振り向くと、そこには生徒会庶務の岡林先輩がいた。
「おはよう、白石君、静海ちゃん。と、1年生?」
智ちゃんとは初めてだよな、たぶん。
「あ、はい、先輩。生徒会の方ですよね。私、1年G組の西村智子って言います。よろしくです。」
さすがに生徒会3年生は顔を覚えられているらしい。
「この西村さんは、俺のクラスメイトで、えっと、伊薙中で一緒なんです。」
「ただの幼馴染ですよ、先輩。」
静海が速攻で、ただの友人に過ぎないとアピールしてきた。
「じゃあ、二人は今日から親睦旅行か。きっと、彩音ちゃんから聞いてると思うけど、結構トラブルあるから気を付けてね。」
「トラブル?」
その単語で宍倉さんに対する山村咲良グループを思い出したのだろう。
しかめっ面を無意識でしている。
「あれ、なんかあった?顔が怖いけど…。」
俺は思わず智ちゃんの背中をつついた。
「ひゃっ。」
ちょっと変な声を出す。
そして、俺に振り返ってきた。
「変なとこつつかないでよ、コウくん。」
いや、お前が怖い顔するからだろう。
とは思ったが、静海がなんか冷たい視線を俺に向けるし、岡林先輩が変な想像をしてそうな顔をする。
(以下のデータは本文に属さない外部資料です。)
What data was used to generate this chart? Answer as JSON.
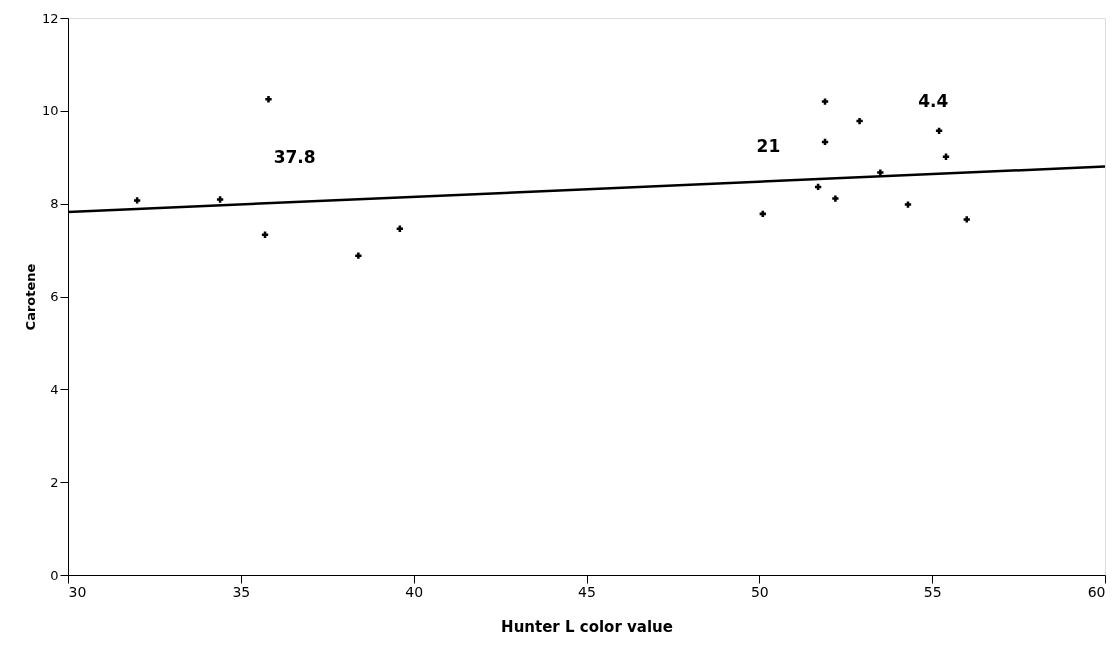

「彩音ちゃん、泣かせちゃだめだよ、これ以上、白石君。」
「いや、いや、いや。今のはこいつが先輩に変な顔したからで…。」
「まあ、そう言うことにしときましょう。じゃあ、静海ちゃんはこっちでしょう。一緒に行こう。」
そう言うと、何か言おうとした静海の腕を掴んで、各駅停車のホームに有無を言わさず連れて行ってしまった。
うん、ちょっと安心した。
なんか膨れた顔で俺を見ている智ちゃん。
とりあえずスルーしてっと。
「ほら、行こう。早めには出てるけど、結構いい時間だぜ。」
俺の声に渋々ついて来て、ちょうど入ってきた快速電車に二人で乗り込んだ。
「でも、トラブルって…。」
電車の中で、智ちゃんが少し不安な顔をしている。
「何が起こるのか。何をしたいのか…。山村咲良グループの動向がわからないからな。でも、何かあったら、助けてくれ。」
「うん…、わかったよ、コウくん。」
ちょっと微妙な間があったが、俺の顔を見る智ちゃんの顔はしっかりしていた。
「なんか、これって、惚れた弱みってやつかな…。」
うん、聞こえない、聞こえない。